BASIN AÇIKLAMASI : GIDA İŞLETMELERİNDE DENETİM VE KONTROL YOKSA, HALK SAĞLIĞI TEHDİT ALTINDADIR!..

BASIN AÇIKLAMASI : GIDA İŞLETMELERİNDE DENETİM VE KONTROL YOKSA, HALK SAĞLIĞI TEHDİT ALTINDADIR!..
ANTALYA
19.04.2010

Meslek Odaları Eşgüdüm Kurulu tarafından yapılan basın açıklamasında Şube Başkanımız Vahap TUNCER durum değerlendirmesi yaptı.

 

   19 Nisan 2010 tarihinde Meslek Odaları Eşgüdüm Kurulu tarafından yapılan basın açıklamasına katılan Şube Başkanımız Vahap TUNCER gelişen son durum ile ilgili olarak bir durum değerlendirmesi yaparak bundan sonra oluşacak eylem planı ile ilgili katılımcılara ,meslektaşlarımıza ve basın mensuplarına açıklamalarda bulundu.

- BASIN TOPLANTISI -

GIDA İŞLETMELERİNDE DENETİM VE KONTROL YOKSA,
HALK SAĞLIĞI TEHDİT ALTINDADIR!..

Toplumların yaşamlarında, halk sağlığının korunmasının ve gıda güvenliğinin önemi açıktır. Ülkemizde oldukça yetersiz olan gıda denetimleri sırasında ortaya çıkan görüntüler, kamuoyunun bu alandaki kaygılarını daha da artırıcı niteliktedir.

Türkiye‘de kayıtlı yaklaşık 40 bin civarında gıda işletmesi bulunmaktadır. Tarım ve Köyişleri Bakanlığı‘nda gıda denetçisi konumunda çalışan 5 bin civarındaki kamu görevlisinin çalışmasıyla tüm bu noktaların denetlenmesinin fiilen mümkün olamadığı da bilinmektedir.  

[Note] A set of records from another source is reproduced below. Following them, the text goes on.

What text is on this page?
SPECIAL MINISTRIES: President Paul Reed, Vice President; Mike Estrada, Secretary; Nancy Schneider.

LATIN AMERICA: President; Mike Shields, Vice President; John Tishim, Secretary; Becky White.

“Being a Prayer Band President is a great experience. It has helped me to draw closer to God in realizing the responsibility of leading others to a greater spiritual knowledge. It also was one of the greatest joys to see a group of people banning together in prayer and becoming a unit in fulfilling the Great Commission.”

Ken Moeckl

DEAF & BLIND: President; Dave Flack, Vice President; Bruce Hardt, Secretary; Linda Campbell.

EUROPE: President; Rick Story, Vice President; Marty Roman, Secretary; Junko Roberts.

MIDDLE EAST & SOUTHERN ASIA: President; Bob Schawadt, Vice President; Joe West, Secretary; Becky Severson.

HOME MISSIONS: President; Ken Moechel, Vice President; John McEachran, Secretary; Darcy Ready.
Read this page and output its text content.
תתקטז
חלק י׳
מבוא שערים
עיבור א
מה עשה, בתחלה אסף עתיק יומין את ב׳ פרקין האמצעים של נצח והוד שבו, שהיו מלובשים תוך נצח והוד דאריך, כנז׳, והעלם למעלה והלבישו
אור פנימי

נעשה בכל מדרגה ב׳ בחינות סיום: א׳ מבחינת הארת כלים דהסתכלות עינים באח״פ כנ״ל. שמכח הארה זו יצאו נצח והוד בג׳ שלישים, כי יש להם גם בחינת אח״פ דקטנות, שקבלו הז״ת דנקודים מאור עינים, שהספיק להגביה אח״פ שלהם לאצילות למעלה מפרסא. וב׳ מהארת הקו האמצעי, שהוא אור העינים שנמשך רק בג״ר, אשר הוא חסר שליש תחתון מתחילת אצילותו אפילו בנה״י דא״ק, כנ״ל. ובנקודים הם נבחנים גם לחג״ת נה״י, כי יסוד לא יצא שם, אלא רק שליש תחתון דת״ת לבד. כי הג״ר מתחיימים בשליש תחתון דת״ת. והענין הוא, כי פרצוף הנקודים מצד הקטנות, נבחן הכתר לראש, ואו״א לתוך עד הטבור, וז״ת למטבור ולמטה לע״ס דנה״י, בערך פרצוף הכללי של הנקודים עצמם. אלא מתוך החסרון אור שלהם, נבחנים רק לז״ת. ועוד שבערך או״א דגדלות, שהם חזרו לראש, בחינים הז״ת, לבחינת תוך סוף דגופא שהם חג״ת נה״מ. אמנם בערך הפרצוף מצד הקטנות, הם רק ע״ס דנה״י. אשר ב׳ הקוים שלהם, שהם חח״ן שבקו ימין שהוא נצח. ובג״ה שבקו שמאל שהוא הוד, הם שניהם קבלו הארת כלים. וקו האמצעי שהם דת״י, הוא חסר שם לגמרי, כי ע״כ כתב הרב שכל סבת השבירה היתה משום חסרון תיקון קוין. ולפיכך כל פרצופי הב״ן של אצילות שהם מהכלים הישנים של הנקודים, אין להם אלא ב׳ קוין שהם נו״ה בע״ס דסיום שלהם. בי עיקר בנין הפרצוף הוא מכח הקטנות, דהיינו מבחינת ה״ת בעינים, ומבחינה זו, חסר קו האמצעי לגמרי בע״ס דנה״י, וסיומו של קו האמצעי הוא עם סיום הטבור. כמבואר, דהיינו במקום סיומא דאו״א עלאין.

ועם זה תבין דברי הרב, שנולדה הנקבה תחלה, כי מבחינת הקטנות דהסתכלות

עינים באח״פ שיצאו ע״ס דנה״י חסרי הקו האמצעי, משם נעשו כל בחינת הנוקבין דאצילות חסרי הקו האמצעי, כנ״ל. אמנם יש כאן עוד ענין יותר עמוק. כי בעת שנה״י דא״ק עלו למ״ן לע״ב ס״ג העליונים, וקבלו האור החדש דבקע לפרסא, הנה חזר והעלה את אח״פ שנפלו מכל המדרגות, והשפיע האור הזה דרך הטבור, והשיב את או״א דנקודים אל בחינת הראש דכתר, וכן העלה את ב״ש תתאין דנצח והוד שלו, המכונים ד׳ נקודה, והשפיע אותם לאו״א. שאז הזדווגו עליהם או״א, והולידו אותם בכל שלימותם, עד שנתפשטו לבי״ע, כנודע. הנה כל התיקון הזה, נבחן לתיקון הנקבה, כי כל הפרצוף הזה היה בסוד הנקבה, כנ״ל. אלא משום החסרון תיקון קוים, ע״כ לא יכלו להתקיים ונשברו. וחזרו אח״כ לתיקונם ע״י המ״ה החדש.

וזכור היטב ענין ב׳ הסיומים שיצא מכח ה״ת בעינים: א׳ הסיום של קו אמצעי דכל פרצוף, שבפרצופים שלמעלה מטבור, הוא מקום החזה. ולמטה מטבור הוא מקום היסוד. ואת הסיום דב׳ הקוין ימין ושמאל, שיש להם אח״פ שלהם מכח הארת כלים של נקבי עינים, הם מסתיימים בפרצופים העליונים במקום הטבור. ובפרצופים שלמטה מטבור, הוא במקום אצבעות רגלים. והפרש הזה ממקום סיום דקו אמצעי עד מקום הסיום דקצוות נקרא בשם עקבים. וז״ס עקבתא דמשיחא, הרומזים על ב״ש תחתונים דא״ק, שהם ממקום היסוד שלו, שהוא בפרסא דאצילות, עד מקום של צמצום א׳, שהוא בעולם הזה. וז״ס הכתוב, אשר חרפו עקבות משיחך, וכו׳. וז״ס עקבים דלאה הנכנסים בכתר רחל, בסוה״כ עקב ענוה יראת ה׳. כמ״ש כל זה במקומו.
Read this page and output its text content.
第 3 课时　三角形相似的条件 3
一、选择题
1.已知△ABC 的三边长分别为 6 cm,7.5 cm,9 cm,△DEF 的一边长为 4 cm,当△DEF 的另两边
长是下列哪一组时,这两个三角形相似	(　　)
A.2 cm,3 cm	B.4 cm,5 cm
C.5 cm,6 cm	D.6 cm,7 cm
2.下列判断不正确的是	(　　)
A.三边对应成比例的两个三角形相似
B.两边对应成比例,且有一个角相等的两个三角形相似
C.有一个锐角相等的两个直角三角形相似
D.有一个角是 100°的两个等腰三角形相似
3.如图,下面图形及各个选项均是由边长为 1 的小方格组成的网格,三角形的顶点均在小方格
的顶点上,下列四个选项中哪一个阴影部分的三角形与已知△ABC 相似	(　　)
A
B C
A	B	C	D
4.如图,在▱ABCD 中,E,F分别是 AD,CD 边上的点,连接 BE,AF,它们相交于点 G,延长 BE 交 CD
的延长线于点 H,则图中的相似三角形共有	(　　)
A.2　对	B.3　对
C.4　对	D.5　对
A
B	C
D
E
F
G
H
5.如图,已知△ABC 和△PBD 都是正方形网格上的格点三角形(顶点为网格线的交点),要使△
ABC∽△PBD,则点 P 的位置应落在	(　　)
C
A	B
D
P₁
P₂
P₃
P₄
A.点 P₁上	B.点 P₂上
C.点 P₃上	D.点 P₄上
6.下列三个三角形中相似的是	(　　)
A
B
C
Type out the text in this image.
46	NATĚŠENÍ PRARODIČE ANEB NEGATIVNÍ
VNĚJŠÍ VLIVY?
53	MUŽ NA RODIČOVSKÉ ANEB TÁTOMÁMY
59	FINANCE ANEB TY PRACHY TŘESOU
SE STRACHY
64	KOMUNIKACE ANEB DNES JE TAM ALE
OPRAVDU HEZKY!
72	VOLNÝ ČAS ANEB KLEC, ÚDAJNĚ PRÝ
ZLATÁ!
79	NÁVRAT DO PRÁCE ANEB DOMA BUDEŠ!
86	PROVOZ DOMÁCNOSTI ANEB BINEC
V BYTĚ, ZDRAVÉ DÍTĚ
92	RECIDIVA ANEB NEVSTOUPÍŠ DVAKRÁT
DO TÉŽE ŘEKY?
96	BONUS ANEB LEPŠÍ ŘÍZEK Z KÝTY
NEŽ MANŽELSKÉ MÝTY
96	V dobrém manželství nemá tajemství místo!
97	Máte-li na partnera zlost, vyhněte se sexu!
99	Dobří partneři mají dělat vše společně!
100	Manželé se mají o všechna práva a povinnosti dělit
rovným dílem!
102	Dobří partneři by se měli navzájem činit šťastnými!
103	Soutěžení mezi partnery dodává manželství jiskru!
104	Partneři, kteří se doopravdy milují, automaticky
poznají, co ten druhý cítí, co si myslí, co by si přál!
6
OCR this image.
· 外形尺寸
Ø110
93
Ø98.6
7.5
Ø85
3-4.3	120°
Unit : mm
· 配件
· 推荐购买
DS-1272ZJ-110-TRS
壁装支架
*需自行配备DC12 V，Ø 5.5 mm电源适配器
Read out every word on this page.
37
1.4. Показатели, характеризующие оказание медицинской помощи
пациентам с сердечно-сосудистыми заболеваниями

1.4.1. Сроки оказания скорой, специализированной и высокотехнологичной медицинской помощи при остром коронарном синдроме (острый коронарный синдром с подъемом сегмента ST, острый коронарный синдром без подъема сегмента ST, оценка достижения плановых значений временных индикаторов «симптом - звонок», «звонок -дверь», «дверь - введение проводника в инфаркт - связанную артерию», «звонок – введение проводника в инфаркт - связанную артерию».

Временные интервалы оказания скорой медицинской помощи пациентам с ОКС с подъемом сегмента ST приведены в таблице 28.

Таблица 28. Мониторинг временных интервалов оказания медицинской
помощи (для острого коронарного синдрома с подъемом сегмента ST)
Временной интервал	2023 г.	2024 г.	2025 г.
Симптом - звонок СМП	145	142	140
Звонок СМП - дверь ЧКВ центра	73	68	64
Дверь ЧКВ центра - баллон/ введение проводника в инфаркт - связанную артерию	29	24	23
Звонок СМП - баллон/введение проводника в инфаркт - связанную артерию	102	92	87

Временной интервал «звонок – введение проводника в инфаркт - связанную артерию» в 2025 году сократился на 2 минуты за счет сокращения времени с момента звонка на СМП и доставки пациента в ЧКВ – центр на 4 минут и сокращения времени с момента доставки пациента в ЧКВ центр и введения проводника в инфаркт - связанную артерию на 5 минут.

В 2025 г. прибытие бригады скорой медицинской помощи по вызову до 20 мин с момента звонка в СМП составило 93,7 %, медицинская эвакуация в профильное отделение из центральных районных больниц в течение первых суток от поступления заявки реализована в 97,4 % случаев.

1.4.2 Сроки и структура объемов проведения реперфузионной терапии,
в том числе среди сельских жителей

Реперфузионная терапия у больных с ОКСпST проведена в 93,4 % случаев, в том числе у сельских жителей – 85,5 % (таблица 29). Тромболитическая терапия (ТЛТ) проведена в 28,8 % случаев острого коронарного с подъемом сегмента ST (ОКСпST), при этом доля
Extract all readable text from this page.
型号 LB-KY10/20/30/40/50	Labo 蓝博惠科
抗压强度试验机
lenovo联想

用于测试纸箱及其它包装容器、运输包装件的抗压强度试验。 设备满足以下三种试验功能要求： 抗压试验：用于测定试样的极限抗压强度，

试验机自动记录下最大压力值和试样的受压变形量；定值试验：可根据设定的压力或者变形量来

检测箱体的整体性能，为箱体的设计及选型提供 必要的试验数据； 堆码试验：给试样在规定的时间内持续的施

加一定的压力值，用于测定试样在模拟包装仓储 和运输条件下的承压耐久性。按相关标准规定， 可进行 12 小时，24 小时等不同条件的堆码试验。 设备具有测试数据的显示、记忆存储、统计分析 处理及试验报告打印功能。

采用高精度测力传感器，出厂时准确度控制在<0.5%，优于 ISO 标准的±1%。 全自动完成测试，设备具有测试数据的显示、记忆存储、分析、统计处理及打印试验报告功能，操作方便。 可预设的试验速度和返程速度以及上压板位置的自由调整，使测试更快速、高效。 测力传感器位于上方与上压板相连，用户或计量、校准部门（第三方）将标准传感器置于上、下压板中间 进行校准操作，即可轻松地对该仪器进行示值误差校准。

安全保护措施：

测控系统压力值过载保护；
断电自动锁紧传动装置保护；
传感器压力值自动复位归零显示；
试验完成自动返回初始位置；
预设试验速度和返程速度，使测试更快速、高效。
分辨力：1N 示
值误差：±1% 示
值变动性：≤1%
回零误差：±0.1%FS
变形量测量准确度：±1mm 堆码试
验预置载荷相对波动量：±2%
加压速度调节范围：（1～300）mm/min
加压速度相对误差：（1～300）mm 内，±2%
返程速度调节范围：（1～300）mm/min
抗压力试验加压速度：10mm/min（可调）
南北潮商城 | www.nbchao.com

Bu kapsamda onbeş yıldır sürdürülmekte olan sorumlu yöneticilik müessesesi, gıda işletmelerinin, işletmelerde çalışan teknik elemanların hizmetleriyle hijyen standartlarının yükseltilmesi ve gıda güvenliğinin sağlanması; böylelikle bir anlamda bu işletmelerin içeriden denetlenmesi hükmünü getirmiştir. Bakanlığın denetim gücünün yetersiz olduğu mevcut ortamda, bu işletmelerde çalışan gıda, ziraat ve kimya mühendisleri, karşılarına çıkarılan her türlü zorluğa karşın, halkın gıda güvenliğinin sağlanması için teknik hizmetlerini ortaya koymuşlar, yaşanan sorunların giderilmesi için etkin çaba göstermişlerdir. Bu yaklaşımdan atılacak geri adımın yaratacağı toplum sağlığı sorunları ürkütücü boyutta olacaktır.  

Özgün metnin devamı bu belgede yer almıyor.